Researchers have discovered how two brain areas, neocortex and thalamus, work together to detect discrepancies between what animals expect from their environment and actual events. These prediction errors are implemented by selective boosting of unexpected sensory information. These findings enhance our understanding of predictive processing in the brain and could offer insights into how brain circuits are altered in autism spectrum disorders (ASDs) and schizophrenia spectrum disorders (SSDs).
The research, published today in Nature, outlines how scientists at the Sainsbury Wellcome Centre at UCL studied mice in a virtual reality environment to take us a step closer to understanding both the nature of prediction error signals in the brain as well as the mechanisms by which they arise.
“Our brains constantly predict what to expect in the world around us and the consequences of our actions. When these predictions turn out wrong, this causes strong activation of different brain areas, and such prediction error signals are important for helping us learn from our mistakes and update our predictions. But despite their importance, surprisingly little is known about the neural circuit mechanisms responsible for their implementation in the brain,” explained Professor Sonja Hofer, Group Leader at SWC and corresponding author on the paper.
To study how the brain processes expected and unexpected events, the researchers placed mice in a virtual reality environment where they could navigate along a familiar corridor to get to a reward. The virtual environment enabled the team to precisely control visual input and introduce unexpected images on the walls. By using a technique called two-photon calcium imaging, the researchers were able to record the neural activity from many individual neurons in primary visual cortex, the first area in our neocortex to receive visual information from the eyes.
“Previous theories proposed that prediction error signals encode how the actual visual input is different from expectations, but surprisingly we found no experimental evidence for this. Instead, we discovered that the brain boosts the responses of neurons that have the strongest preference for the unexpected visual input. The error signal we observe is a consequence of this selective amplification of visual information. This implies that our brain detects discrepancies between predictions and actual inputs to make unexpected events more salient” explained Dr Shohei Furutachi, Senior Research Fellow in the Hofer and Mrsic-Flogel labs at SWC and first author on the study.
To understand how the brain generates this amplification of the unexpected sensory input in the visual cortex, the team used a technique called optogenetics to inactivate or activate different groups of neurons. They found two groups of neurons that were important for causing the prediction error signal in the visual cortex: vasoactive intestinal polypeptide (VIP)-expressing inhibitory interneurons in V1 and a thalamic brain region called the pulvinar, which integrates information from many neocortical and subcortical areas and is strongly connected to V1. But the researchers found that these two groups of neurons interact in a surprising way.
“Often in neuroscience we focus on studying one brain region or pathway at a time. But coming from a molecular biology background, I was fascinated by how different molecular pathways synergistically interact to enable flexible and contextual regulation. I decided to test the possibility that cooperation could be occurring at the level of neural circuits, between VIP neurons and the pulvinar,” explained Dr Furutachi.
And indeed, Dr Furutachi’s work revealed that VIP neurons and pulvinar act synergistically together. VIP neurons act like a switch board: when they are off, the pulvinar suppresses activity in the neocortex, but when VIP neurons are on, the pulvinar can strongly and selectively boost sensory responses in the neocortex. The cooperative interaction of these two pathways thus mediates the sensory prediction error signals in visual cortex.
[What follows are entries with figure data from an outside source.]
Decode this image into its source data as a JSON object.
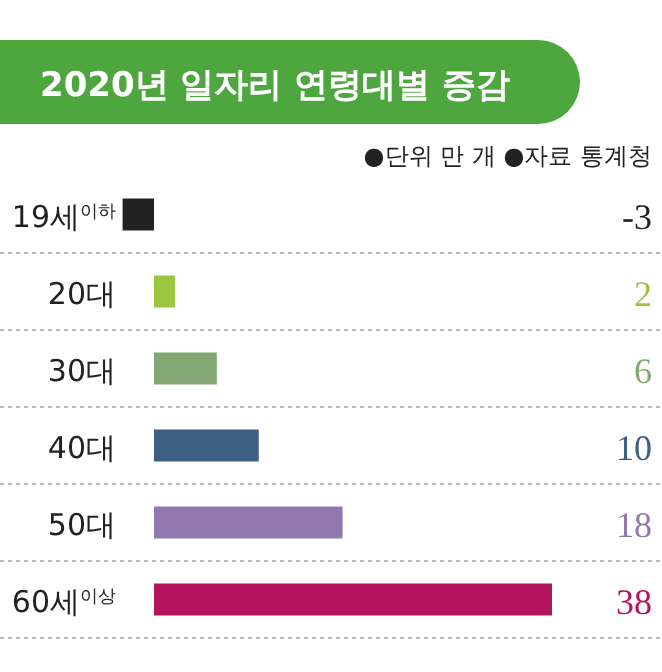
{
  "chart_data": {
    "type": "bar",
    "orientation": "horizontal",
    "title": "2020년 일자리 연령대별 증감",
    "annotations": [
      "●단위 만 개 ●자료 통계청"
    ],
    "categories": [
      "19세$^{이하}$",
      "20대",
      "30대",
      "40대",
      "50대",
      "60세$^{이상}$"
    ],
    "values": [
      -3,
      2,
      6,
      10,
      18,
      38
    ],
    "colors": [
      "#222222",
      "#9cc63c",
      "#84a874",
      "#3f5f82",
      "#9179b0",
      "#b3145e"
    ],
    "data_labels": true
  }
}
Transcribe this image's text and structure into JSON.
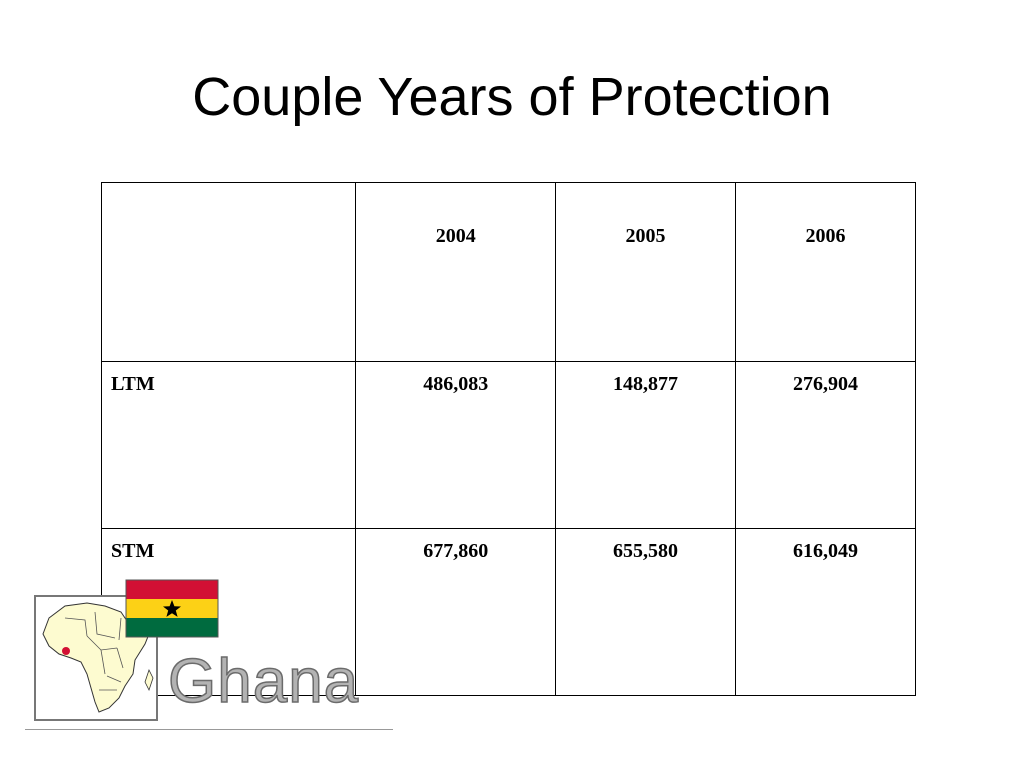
{
  "slide": {
    "title": "Couple Years of Protection"
  },
  "table": {
    "columns": [
      "",
      "2004",
      "2005",
      "2006"
    ],
    "rows": [
      {
        "label": "LTM",
        "values": [
          "486,083",
          "148,877",
          "276,904"
        ]
      },
      {
        "label": "STM",
        "values": [
          "677,860",
          "655,580",
          "616,049"
        ]
      }
    ]
  },
  "logo": {
    "text": "Ghana",
    "flag_colors": [
      "#d21034",
      "#fcd116",
      "#006b3f"
    ],
    "star_color": "#000000",
    "map_fill": "#fdfbd0",
    "country_highlight": "#d21034"
  }
}
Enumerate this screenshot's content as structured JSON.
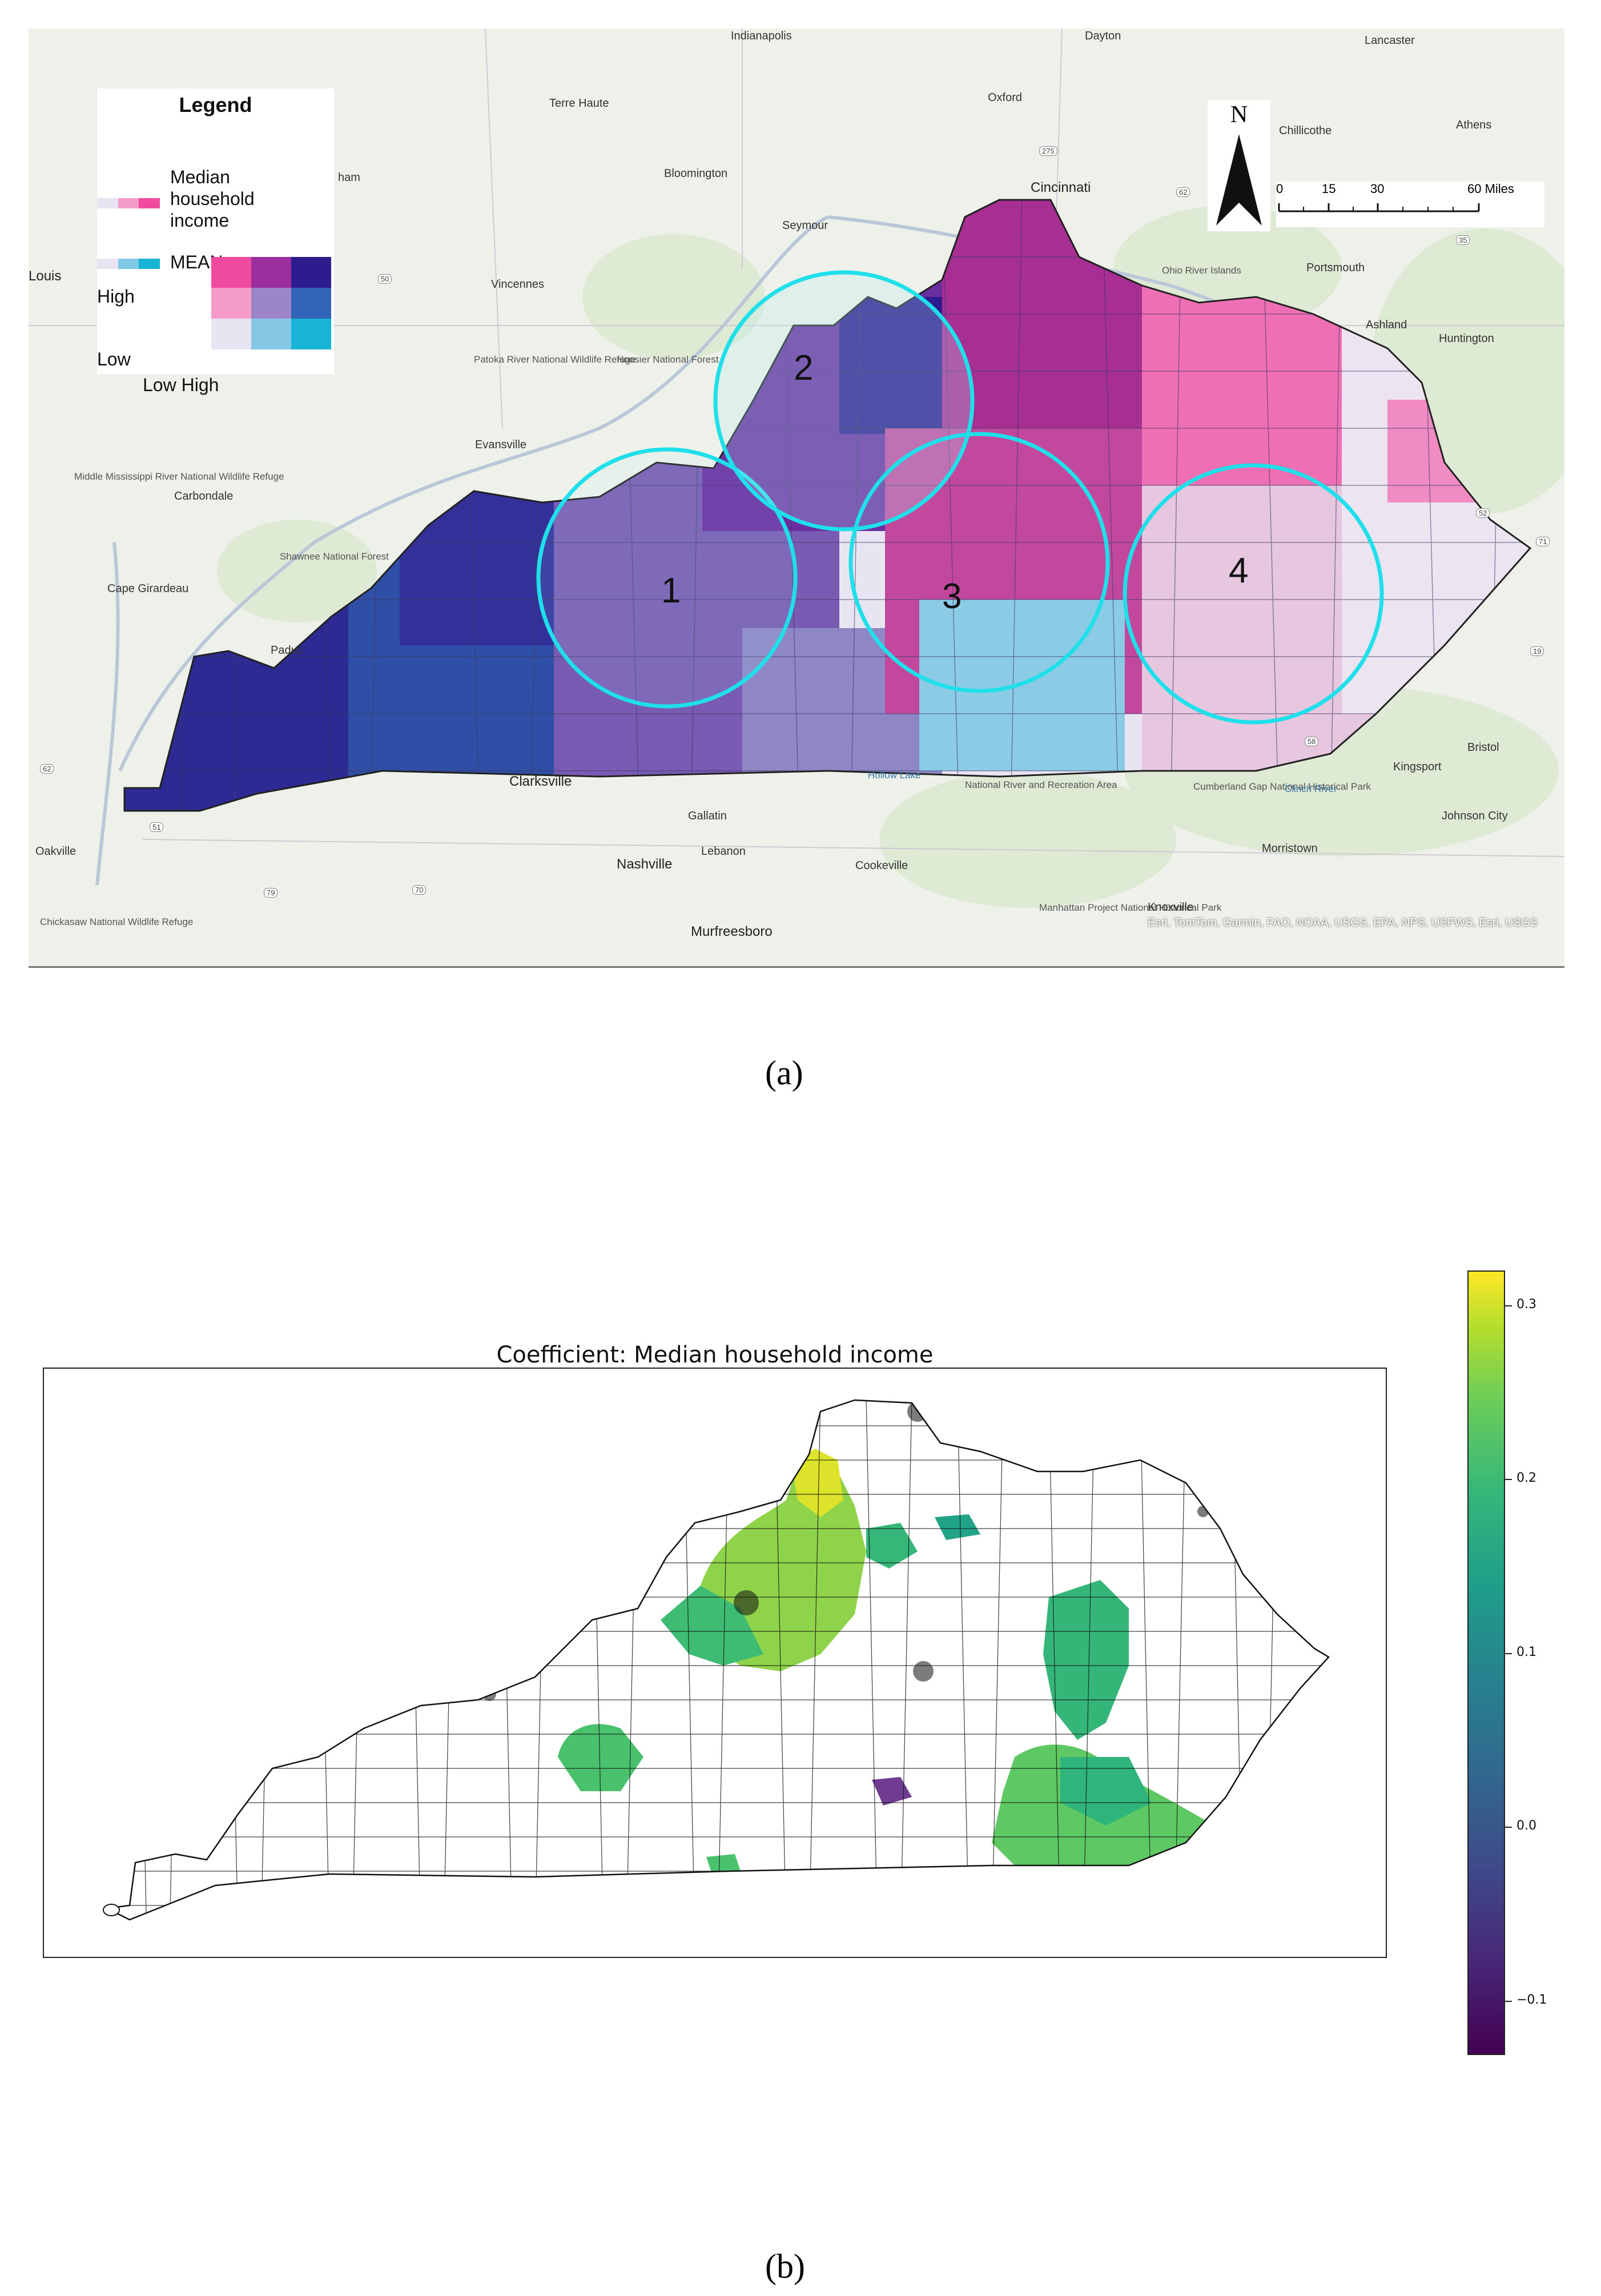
{
  "panel_a": {
    "caption": "(a)",
    "legend": {
      "title": "Legend",
      "income_label": "Median household income",
      "mean_label": "MEAN",
      "high_label": "High",
      "low_label": "Low",
      "axis_label": "Low High",
      "income_ramp": [
        "#e8e4f2",
        "#f59cc9",
        "#ef4a9e"
      ],
      "mean_ramp": [
        "#e8e4f2",
        "#7fc8e6",
        "#18b4d6"
      ],
      "bivariate_grid": [
        [
          "#ef4a9e",
          "#9b2fa0",
          "#2d1c8e"
        ],
        [
          "#f59cc9",
          "#9c85c9",
          "#2f64b6"
        ],
        [
          "#e8e4f2",
          "#85c8e6",
          "#18b4d6"
        ]
      ]
    },
    "north_label": "N",
    "scale_bar": {
      "ticks": [
        "0",
        "15",
        "30",
        "60 Miles"
      ]
    },
    "clusters": [
      "1",
      "2",
      "3",
      "4"
    ],
    "places": {
      "indianapolis": "Indianapolis",
      "dayton": "Dayton",
      "lancaster": "Lancaster",
      "terre_haute": "Terre Haute",
      "oxford": "Oxford",
      "chillicothe": "Chillicothe",
      "athens": "Athens",
      "bloomington": "Bloomington",
      "cincinnati": "Cincinnati",
      "seymour": "Seymour",
      "ham": "ham",
      "louis": "Louis",
      "vincennes": "Vincennes",
      "portsmouth": "Portsmouth",
      "ohio_river_islands": "Ohio River Islands",
      "ashland": "Ashland",
      "huntington": "Huntington",
      "patoka": "Patoka River National Wildlife Refuge",
      "hoosier": "Hoosier National Forest",
      "evansville": "Evansville",
      "middle_mississippi": "Middle Mississippi River National Wildlife Refuge",
      "carbondale": "Carbondale",
      "shawnee": "Shawnee National Forest",
      "cape_girardeau": "Cape Girardeau",
      "paduc": "Paduc",
      "clarksville": "Clarksville",
      "hollow_lake": "Hollow Lake",
      "big_south_fork": "National River and Recreation Area",
      "bristol": "Bristol",
      "kingsport": "Kingsport",
      "gallatin": "Gallatin",
      "johnson_city": "Johnson City",
      "oakville": "Oakville",
      "lebanon": "Lebanon",
      "morristown": "Morristown",
      "nashville": "Nashville",
      "cookeville": "Cookeville",
      "chickasaw": "Chickasaw National Wildlife Refuge",
      "manhattan": "Manhattan Project National Historical Park",
      "knoxville": "Knoxville",
      "murfreesboro": "Murfreesboro",
      "cumberland_gap": "Cumberland Gap National Historical Park",
      "clinch_river": "Clinch River"
    },
    "road_shields": [
      "275",
      "50",
      "62",
      "51",
      "79",
      "70",
      "35",
      "77",
      "52",
      "58",
      "19",
      "71",
      "62"
    ],
    "attribution": "Esri, TomTom, Garmin, FAO, NOAA, USGS, EPA, NPS, USFWS, Esri, USGS"
  },
  "panel_b": {
    "caption": "(b)",
    "title": "Coefficient: Median household income",
    "colorbar_ticks": [
      {
        "label": "0.3",
        "value": 0.3
      },
      {
        "label": "0.2",
        "value": 0.2
      },
      {
        "label": "0.1",
        "value": 0.1
      },
      {
        "label": "0.0",
        "value": 0.0
      },
      {
        "label": "−0.1",
        "value": -0.1
      }
    ],
    "colorbar_range": [
      -0.13,
      0.32
    ],
    "colormap": "viridis"
  }
}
The next steps for the team are to explore how and where in the brain the animals’ predictions are compared with the actual sensory input to compute sensory prediction errors and how prediction error signals drive learning. They are also exploring how their findings could help contribute to understanding ASDs and SSDs.
“It has been proposed that ASDs and SSDs both can be explained by an imbalance in the prediction error system. We are now trying to apply our discovery to ASDs and SSDs model animals to study the mechanistic neural circuit underpinnings of these disorders,” explained Dr Furutachi.
This research was funded by the Sainsbury Wellcome Centre Core Grant from the Gatsby Charity Foundation and Wellcome (219627/Z/19/Z and 090843/F/09/Z); a Wellcome Investigator Award (219561/Z/19/Z); the Gatsby Charitable Foundation (GAT3212 and GAT3361); the Wellcome Trust (090843/E/09/Z and 217211/Z/19/Z); European Research Council (HigherVision 337797; NeuroV1sion 616509); the SNSF (31003A 169525); Biozentrum core funds (University of Basel).